Lambda variant of COVID-19 prompts renewed concern among public health officials

Cases of the coronavirus are surging across much of the country yet again due to what experts are calling the “delta” variant of SARS-CoV-2, the virus that causes COVID-19.

Now, the word is out about yet another variant of the virus that could soon infiltrate American cities: the lambda variant, formally known as SARS-CoV-2 C.37, which is thought to be more resistant to the vaccines currently available for COVID-19 than previous strains, the Washington Examiner reports.

A “variant of interest”

The lambda variant was first discovered in Peru, a nation that has been particularly hard hit by the pandemic, with an estimated 595 deaths per 100,000 cases of COVID-19 — the highest death rate from the disease in the world.

The discovery was made in November 2020, and since that time, it is believed by researchers and scientists to have spread to as many as eight other South American nations and up to 41 nations total around the globe, according to the Examiner.

One of those nations is the United States — and according to a spokesperson for the Centers for Disease Control and Prevention (CDC), the lambda variant has already been detected in more than three dozen American states.

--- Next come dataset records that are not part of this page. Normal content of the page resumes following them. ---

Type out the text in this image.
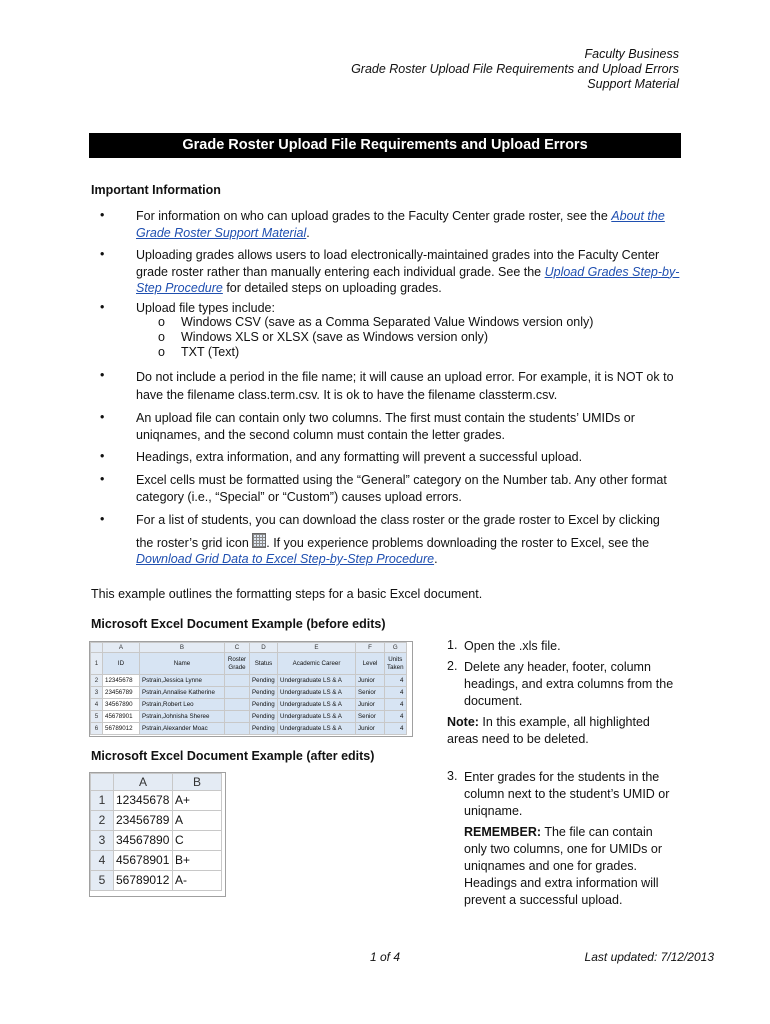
Faculty Business
Grade Roster Upload File Requirements and Upload Errors
Support Material
Grade Roster Upload File Requirements and Upload Errors
Important Information
•	For information on who can upload grades to the Faculty Center grade roster, see the About the Grade Roster Support Material.
•	Uploading grades allows users to load electronically-maintained grades into the Faculty Center grade roster rather than manually entering each individual grade. See the Upload Grades Step-by-Step Procedure for detailed steps on uploading grades.
•	Upload file types include:
o Windows CSV (save as a Comma Separated Value Windows version only)
o Windows XLS or XLSX (save as Windows version only)
o TXT (Text)
•	Do not include a period in the file name; it will cause an upload error. For example, it is NOT ok to have the filename class.term.csv. It is ok to have the filename classterm.csv.
•	An upload file can contain only two columns. The first must contain the students’ UMIDs or uniqnames, and the second column must contain the letter grades.
•	Headings, extra information, and any formatting will prevent a successful upload.
•	Excel cells must be formatted using the “General” category on the Number tab. Any other format category (i.e., “Special” or “Custom”) causes upload errors.
•	For a list of students, you can download the class roster or the grade roster to Excel by clicking
the roster’s grid icon . If you experience problems downloading the roster to Excel, see the
Download Grid Data to Excel Step-by-Step Procedure.
This example outlines the formatting steps for a basic Excel document.
Microsoft Excel Document Example (before edits)
	A	B	C	D	E	F	G
1	ID	Name	Roster Grade	Status	Academic Career	Level	Units Taken
2	12345678	Pstrain,Jessica Lynne		Pending	Undergraduate LS & A	Junior	4
3	23456789	Pstrain,Annalise Katherine		Pending	Undergraduate LS & A	Senior	4
4	34567890	Pstrain,Robert Leo		Pending	Undergraduate LS & A	Junior	4
5	45678901	Pstrain,Johnisha Sheree		Pending	Undergraduate LS & A	Senior	4
6	56789012	Pstrain,Alexander Moac		Pending	Undergraduate LS & A	Junior	4
Microsoft Excel Document Example (after edits)
	A	B
1	12345678	A+
2	23456789	A
3	34567890	C
4	45678901	B+
5	56789012	A-
1. Open the .xls file.
2. Delete any header, footer, column headings, and extra columns from the document.
Note: In this example, all highlighted areas need to be deleted.
3. Enter grades for the students in the column next to the student’s UMID or uniqname.
REMEMBER: The file can contain only two columns, one for UMIDs or uniqnames and one for grades. Headings and extra information will prevent a successful upload.
1 of 4	Last updated: 7/12/2013
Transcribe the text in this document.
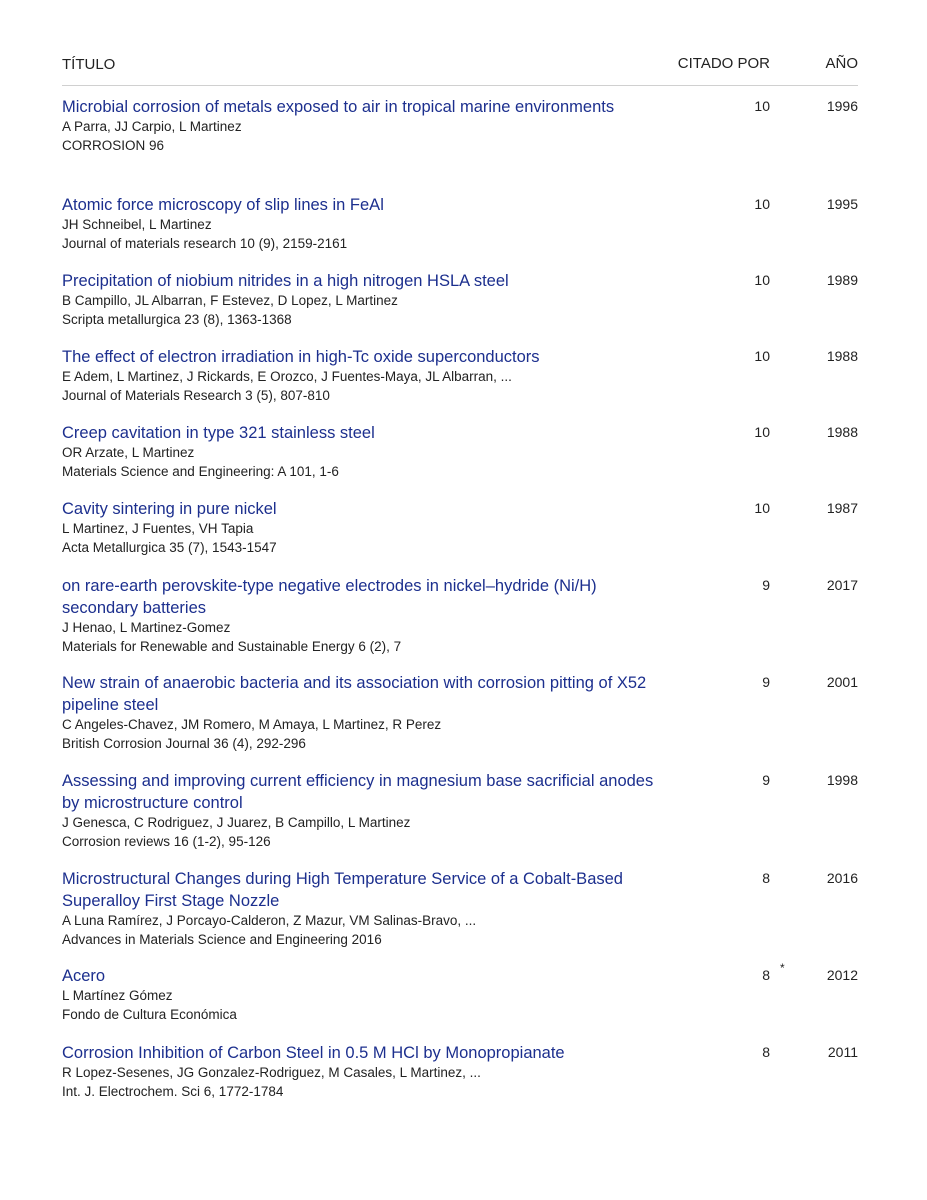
TÍTULO	CITADO POR	AÑO
Microbial corrosion of metals exposed to air in tropical marine environments
A Parra, JJ Carpio, L Martinez
CORROSION 96
10	1996
Atomic force microscopy of slip lines in FeAl
JH Schneibel, L Martinez
Journal of materials research 10 (9), 2159-2161
10	1995
Precipitation of niobium nitrides in a high nitrogen HSLA steel
B Campillo, JL Albarran, F Estevez, D Lopez, L Martinez
Scripta metallurgica 23 (8), 1363-1368
10	1989
The effect of electron irradiation in high-Tc oxide superconductors
E Adem, L Martinez, J Rickards, E Orozco, J Fuentes-Maya, JL Albarran, ...
Journal of Materials Research 3 (5), 807-810
10	1988
Creep cavitation in type 321 stainless steel
OR Arzate, L Martinez
Materials Science and Engineering: A 101, 1-6
10	1988
Cavity sintering in pure nickel
L Martinez, J Fuentes, VH Tapia
Acta Metallurgica 35 (7), 1543-1547
10	1987
on rare-earth perovskite-type negative electrodes in nickel–hydride (Ni/H) secondary batteries
J Henao, L Martinez-Gomez
Materials for Renewable and Sustainable Energy 6 (2), 7
9	2017
New strain of anaerobic bacteria and its association with corrosion pitting of X52 pipeline steel
C Angeles-Chavez, JM Romero, M Amaya, L Martinez, R Perez
British Corrosion Journal 36 (4), 292-296
9	2001
Assessing and improving current efficiency in magnesium base sacrificial anodes by microstructure control
J Genesca, C Rodriguez, J Juarez, B Campillo, L Martinez
Corrosion reviews 16 (1-2), 95-126
9	1998
Microstructural Changes during High Temperature Service of a Cobalt-Based Superalloy First Stage Nozzle
A Luna Ramírez, J Porcayo-Calderon, Z Mazur, VM Salinas-Bravo, ...
Advances in Materials Science and Engineering 2016
8	2016
Acero
L Martínez Gómez
Fondo de Cultura Económica
8 *	2012
Corrosion Inhibition of Carbon Steel in 0.5 M HCl by Monopropianate
R Lopez-Sesenes, JG Gonzalez-Rodriguez, M Casales, L Martinez, ...
Int. J. Electrochem. Sci 6, 1772-1784
8	2011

“There are currently more than 1,300 lambda (C.37) sequences in the US as of August 4, 2021, and the lambda variant has been identified in 44 states,” a CDC spokesperson told Newsweek.

A “variant of concern”

That sounds rather concerning, particularly in light of reports that this variant is more transmissible, as well as more resistant to vaccines, than the original strain of the coronavirus.

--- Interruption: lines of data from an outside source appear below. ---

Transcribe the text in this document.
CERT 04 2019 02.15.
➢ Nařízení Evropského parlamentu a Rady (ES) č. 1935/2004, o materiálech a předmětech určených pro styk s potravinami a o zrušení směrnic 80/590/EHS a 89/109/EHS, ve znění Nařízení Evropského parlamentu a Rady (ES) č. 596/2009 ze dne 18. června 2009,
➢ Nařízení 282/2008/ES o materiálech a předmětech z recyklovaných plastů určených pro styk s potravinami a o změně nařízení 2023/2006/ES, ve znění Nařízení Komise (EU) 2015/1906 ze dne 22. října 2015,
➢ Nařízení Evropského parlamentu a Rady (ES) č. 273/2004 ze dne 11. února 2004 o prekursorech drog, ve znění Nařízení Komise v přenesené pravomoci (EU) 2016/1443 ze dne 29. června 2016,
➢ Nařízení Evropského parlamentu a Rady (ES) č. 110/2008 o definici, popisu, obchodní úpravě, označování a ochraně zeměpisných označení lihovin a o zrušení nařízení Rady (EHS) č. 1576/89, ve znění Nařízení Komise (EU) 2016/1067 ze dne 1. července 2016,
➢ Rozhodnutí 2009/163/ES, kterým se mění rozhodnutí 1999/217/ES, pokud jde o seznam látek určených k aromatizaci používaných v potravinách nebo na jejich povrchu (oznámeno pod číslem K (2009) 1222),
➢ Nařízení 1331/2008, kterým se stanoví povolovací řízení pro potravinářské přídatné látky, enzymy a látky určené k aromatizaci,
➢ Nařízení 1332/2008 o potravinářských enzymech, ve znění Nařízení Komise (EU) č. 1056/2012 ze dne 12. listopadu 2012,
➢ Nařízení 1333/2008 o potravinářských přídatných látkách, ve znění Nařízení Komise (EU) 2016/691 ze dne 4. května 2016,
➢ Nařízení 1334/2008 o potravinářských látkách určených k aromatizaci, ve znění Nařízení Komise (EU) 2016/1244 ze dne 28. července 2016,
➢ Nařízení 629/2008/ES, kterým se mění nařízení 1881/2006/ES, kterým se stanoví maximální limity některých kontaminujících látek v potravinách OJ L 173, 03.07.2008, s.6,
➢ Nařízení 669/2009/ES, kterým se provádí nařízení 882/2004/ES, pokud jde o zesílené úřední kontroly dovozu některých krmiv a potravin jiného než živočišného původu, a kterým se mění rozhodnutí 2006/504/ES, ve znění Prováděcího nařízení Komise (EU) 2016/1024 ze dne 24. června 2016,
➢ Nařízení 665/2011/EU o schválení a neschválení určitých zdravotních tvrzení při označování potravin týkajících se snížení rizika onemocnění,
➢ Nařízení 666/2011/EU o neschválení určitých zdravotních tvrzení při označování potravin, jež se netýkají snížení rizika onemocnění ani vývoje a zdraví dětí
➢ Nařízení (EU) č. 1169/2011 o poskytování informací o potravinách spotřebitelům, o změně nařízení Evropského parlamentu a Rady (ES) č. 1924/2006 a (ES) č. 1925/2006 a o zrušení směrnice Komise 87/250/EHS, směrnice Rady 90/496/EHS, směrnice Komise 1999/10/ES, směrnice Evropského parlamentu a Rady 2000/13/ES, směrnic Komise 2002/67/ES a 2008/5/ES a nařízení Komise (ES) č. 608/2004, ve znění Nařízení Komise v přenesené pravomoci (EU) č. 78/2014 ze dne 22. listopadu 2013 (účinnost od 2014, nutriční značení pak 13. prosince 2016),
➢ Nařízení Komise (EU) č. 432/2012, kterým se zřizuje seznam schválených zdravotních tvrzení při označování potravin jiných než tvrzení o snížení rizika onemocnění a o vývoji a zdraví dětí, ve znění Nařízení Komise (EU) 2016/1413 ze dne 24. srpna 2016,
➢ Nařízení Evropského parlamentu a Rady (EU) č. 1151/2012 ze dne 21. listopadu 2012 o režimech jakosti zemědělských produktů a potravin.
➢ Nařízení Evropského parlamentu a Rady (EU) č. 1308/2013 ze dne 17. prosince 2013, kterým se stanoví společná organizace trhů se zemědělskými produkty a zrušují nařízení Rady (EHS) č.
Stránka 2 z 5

That said, the CDC spokesperson pointed out that the lambda variant currently makes up less than 0.2% of all COVID-19 cases nationwide — a far cry from the 93% of new cases attributed to the delta variant.

Still, the Examiner reports that the World Health Organization (WHO) has already classified the lambda variant as a “variant of interest,” or VOI, that should be studied more closely.

Should suspicions about the variant’s resistance to vaccines prove true, the WHO would likely upgrade lambda to a “variant of concern,” or VOC.

A look ahead

However, a WHO official named Maria Van Kerkhove told¬†Newsweek that the lambda variant doesn’t yet appear to “take off once it’s reported in a country,” despite concerns that it is more contagious and transmissible than prior variants.

It is worth noting that the CDC has yet to even classify the lambda variant as a VOI, much less a VOC. But that doesn’t mean you won’t be hearing words of warning from President Joe Biden and others on the left who are set on fear-mongering rather than policy-making in the midst of a deadly pandemic.